Например, он жалобно сообщает, что надзиратель беспрерывно смотрел, чтобы подследственные не портили чайный столик или чтобы не получали больше одной книги в неделю, которую им приносила вульгарно накрашенная библиотекарша. «И этим они хотели нас уязвить», — пишет он в сердцах.
Лубянка — не санаторий. Это тюрьма, и пребывание под арестом отнюдь не является приятным развлечением. Однако Солженицыну кажется, что после фронтового ада он оказался почти в раю. Правда, он жалуется на плохую пищу. Но разве в это время не голодает почти вся Европа? Разве ему, регулярно получающему горячую пищу, сахар и хлеб, не лучше во сто раз, чем его землякам в опустошенных войной районах?
Александр Исаевич живет-поживает в общей камере, общается и беседует с другими арестованными, читает и спокойно ждет… победы.
Как же он так быстро из положения подследственной одиночки попал в условия божьей благодати?
Прервем ненадолго наше повествование и забежим на семь лет вперед.
В 1952 году Кирилл Семенович Симонян был вызван к следователю госбезопасности. Тот попросил его сесть за отдельный стол и предложил ему объемистую тетрадь.
— Внимательно прочтите это. Если посчитаете нужным, сделайте для себя выписки, — сказал следователь Симоняну.
Кирилл Семенович открыл толстую тетрадь и сразу узнал знакомый, неподражаемый мелкий почерк Солженицына.
«Я воспринял это как своего рода привет от Моржа, — сказал мне профессор Симонян, — поэтому с интересом стал читать».
На 52 пронумерованных страницах был изложен гнусный донос Александра Солженицына на своего самого близкого друга. «Я начал читать и почувствовал, как у меня на голове зашевелились волосы», — рассказывал мне профессор, сильно волнуясь.
«Силы небесные! На этих пятидесяти двух страницах описывалась история моей семьи, нашей дружбы в школе и позднее. При этом на каждой странице доказывалась, что с детства я якобы был настроен антисоветски, духовно и политически разлагал своих друзей и особенно его, Саню Солженицына, подстрекал к антисоветской деятельности».

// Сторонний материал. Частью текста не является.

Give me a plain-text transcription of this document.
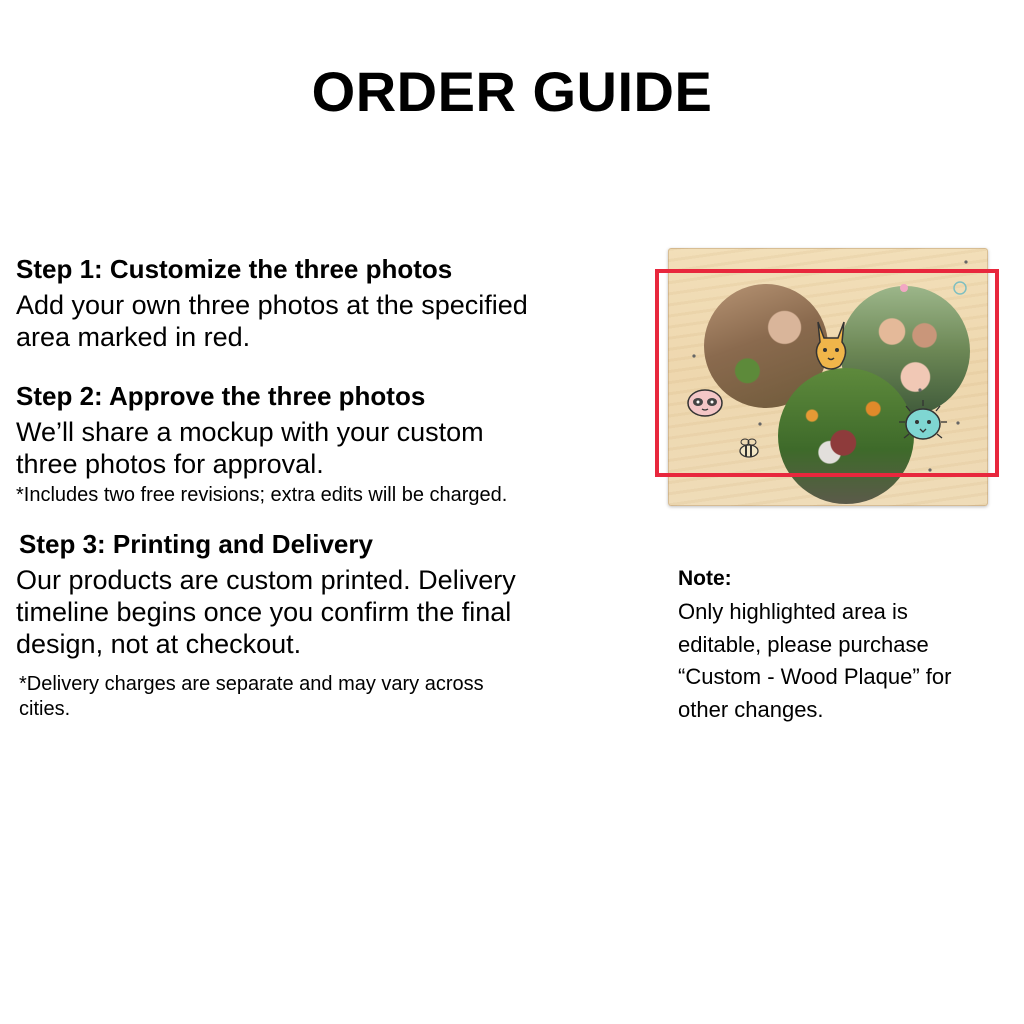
ORDER GUIDE
Step 1: Customize the three photos
Add your own three photos at the specified
area marked in red.
Step 2: Approve the three photos
We’ll share a mockup with your custom
three photos for approval.
*Includes two free revisions; extra edits will be charged.
Step 3: Printing and Delivery
Our products are custom printed. Delivery
timeline begins once you confirm the final
design, not at checkout.
*Delivery charges are separate and may vary across
cities.
Note:
Only highlighted area is
editable, please purchase
“Custom - Wood Plaque” for
other changes.
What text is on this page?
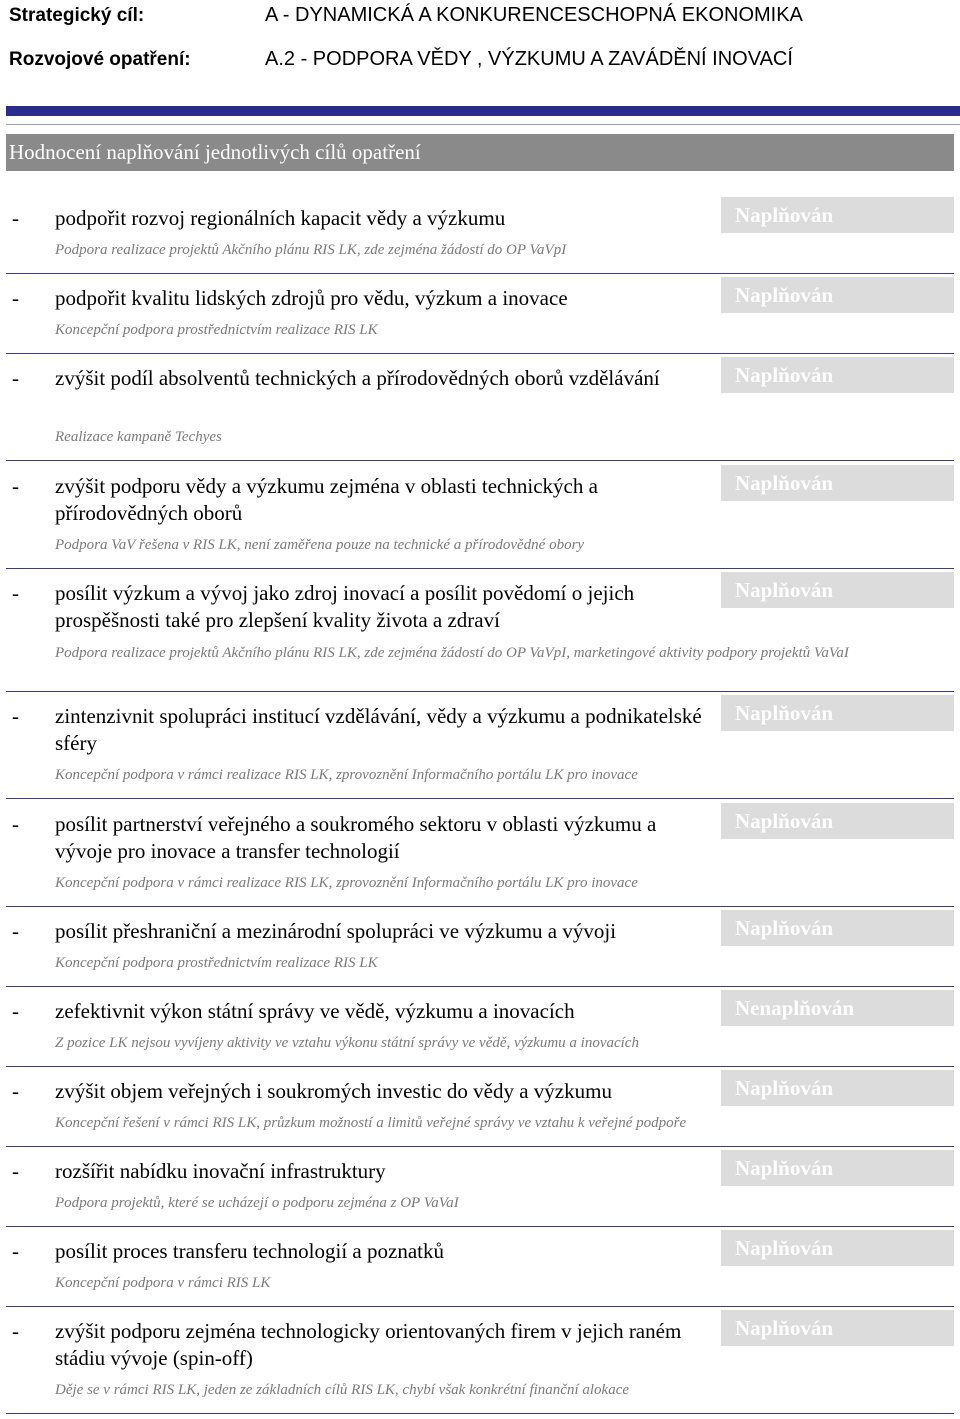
Strategický cíl:	A - DYNAMICKÁ A KONKURENCESCHOPNÁ EKONOMIKA
Rozvojové opatření:	A.2 - PODPORA VĚDY , VÝZKUMU A ZAVÁDĚNÍ INOVACÍ
Hodnocení naplňování jednotlivých cílů opatření
- podpořit rozvoj regionálních kapacit vědy a výzkumu	Naplňován
Podpora realizace projektů Akčního plánu RIS LK, zde zejména žádostí do OP VaVpI
- podpořit kvalitu lidských zdrojů pro vědu, výzkum a inovace	Naplňován
Koncepční podpora prostřednictvím realizace RIS LK
- zvýšit podíl absolventů technických a přírodovědných oborů vzdělávání	Naplňován
Realizace kampaně Techyes
- zvýšit podporu vědy a výzkumu zejména v oblasti technických a přírodovědných oborů
Naplňován
Podpora VaV řešena v RIS LK, není zaměřena pouze na technické a přírodovědné obory
- posílit výzkum a vývoj jako zdroj inovací a posílit povědomí o jejich prospěšnosti také pro zlepšení kvality života a zdraví
Naplňován
Podpora realizace projektů Akčního plánu RIS LK, zde zejména žádostí do OP VaVpI, marketingové aktivity podpory projektů VaVaI
- zintenzivnit spolupráci institucí vzdělávání, vědy a výzkumu a podnikatelské sféry
Naplňován
Koncepční podpora v rámci realizace RIS LK, zprovoznění Informačního portálu LK pro inovace
- posílit partnerství veřejného a soukromého sektoru v oblasti výzkumu a vývoje pro inovace a transfer technologií
Naplňován
Koncepční podpora v rámci realizace RIS LK, zprovoznění Informačního portálu LK pro inovace
- posílit přeshraniční a mezinárodní spolupráci ve výzkumu a vývoji	Naplňován
Koncepční podpora prostřednictvím realizace RIS LK
- zefektivnit výkon státní správy ve vědě, výzkumu a inovacích	Nenaplňován
Z pozice LK nejsou vyvíjeny aktivity ve vztahu výkonu státní správy ve vědě, výzkumu a inovacích
- zvýšit objem veřejných i soukromých investic do vědy a výzkumu	Naplňován
Koncepční řešení v rámci RIS LK, průzkum možností a limitů veřejné správy ve vztahu k veřejné podpoře
- rozšířit nabídku inovační infrastruktury	Naplňován
Podpora projektů, které se ucházejí o podporu zejména z OP VaVaI
- posílit proces transferu technologií a poznatků	Naplňován
Koncepční podpora v rámci RIS LK
- zvýšit podporu zejména technologicky orientovaných firem v jejich raném stádiu vývoje (spin-off)
Naplňován
Děje se v rámci RIS LK, jeden ze základních cílů RIS LK, chybí však konkrétní finanční alokace
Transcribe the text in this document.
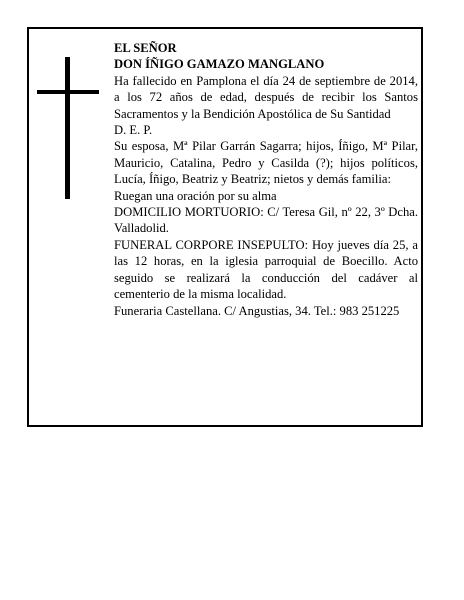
EL SEÑOR

DON ÍÑIGO GAMAZO MANGLANO

Ha fallecido en Pamplona el día 24 de septiembre de 2014, a los 72 años de edad, después de recibir los Santos Sacramentos y la Bendición Apostólica de Su Santidad

D. E. P.

Su esposa, Mª Pilar Garrán Sagarra; hijos, Íñigo, Mª Pilar, Mauricio, Catalina, Pedro y Casilda (?); hijos políticos, Lucía, Íñigo, Beatriz y Beatriz; nietos y demás familia:

Ruegan una oración por su alma

DOMICILIO MORTUORIO: C/ Teresa Gil, nº 22, 3º Dcha. Valladolid.

FUNERAL CORPORE INSEPULTO: Hoy jueves día 25, a las 12 horas, en la iglesia parroquial de Boecillo. Acto seguido se realizará la conducción del cadáver al cementerio de la misma localidad.

Funeraria Castellana. C/ Angustias, 34. Tel.: 983 251225
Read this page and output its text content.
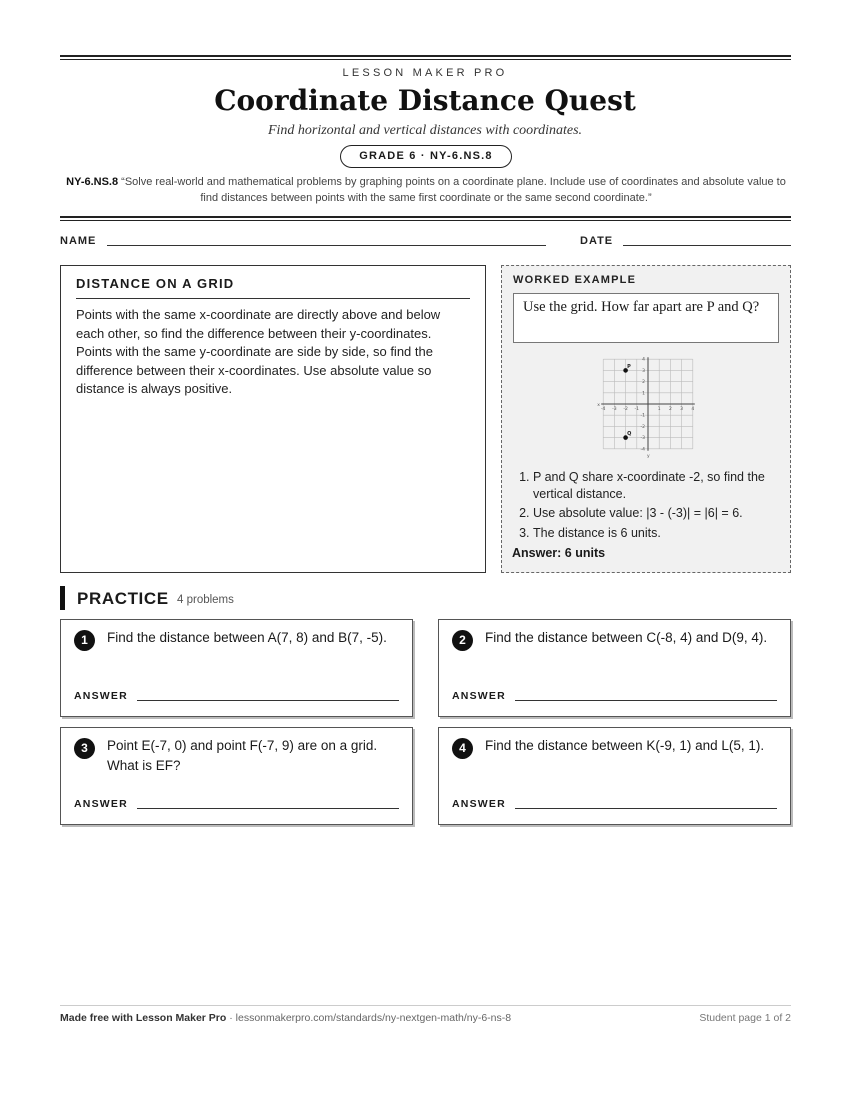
LESSON MAKER PRO
Coordinate Distance Quest
Find horizontal and vertical distances with coordinates.
GRADE 6 · NY-6.NS.8
NY-6.NS.8 “Solve real-world and mathematical problems by graphing points on a coordinate plane. Include use of coordinates and absolute value to find distances between points with the same first coordinate or the same second coordinate.”
NAME	DATE
DISTANCE ON A GRID

Points with the same x-coordinate are directly above and below each other, so find the difference between their y-coordinates. Points with the same y-coordinate are side by side, so find the difference between their x-coordinates. Use absolute value so distance is always positive.

WORKED EXAMPLE
Use the grid. How far apart are P and Q?
1. P and Q share x-coordinate -2, so find the vertical distance.
2. Use absolute value: |3 - (-3)| = |6| = 6.
3. The distance is 6 units.
Answer: 6 units
-4 -3 -2 -1	1 2 3 4
4
3
2
1
-1
-2
-3
-4
x
y
P
Q
PRACTICE 4 problems
1	Find the distance between A(7, 8) and B(7, -5).
ANSWER
2	Find the distance between C(-8, 4) and D(9, 4).
ANSWER
3	Point E(-7, 0) and point F(-7, 9) are on a grid. What is EF?
ANSWER
4	Find the distance between K(-9, 1) and L(5, 1).
ANSWER
Made free with Lesson Maker Pro · lessonmakerpro.com/standards/ny-nextgen-math/ny-6-ns-8	Student page 1 of 2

Поистине воскликнешь: «Силы небесные!..»
Следователь терпелив. Он позволил Кириллу Семеновичу Симоняну прочесть этот донос еще раз, так как все это никак не укладывалось в голове. И Кирилл Семенович вдруг обнаружил, что изложенные факты соответствовали действительности, но преподносились в грубо искаженной интерпретации. Они были приведены совершенно в иной связи; им придан был абсолютно иной смысл — все было преувеличено или неправильно прокомментировано. Так как сейчас есть с чем сравнить такой низкий поступок, то можно сказать, что литературный метод лауреата Нобелевской премии Солженицына не отличается от метода доносчика Солженицына.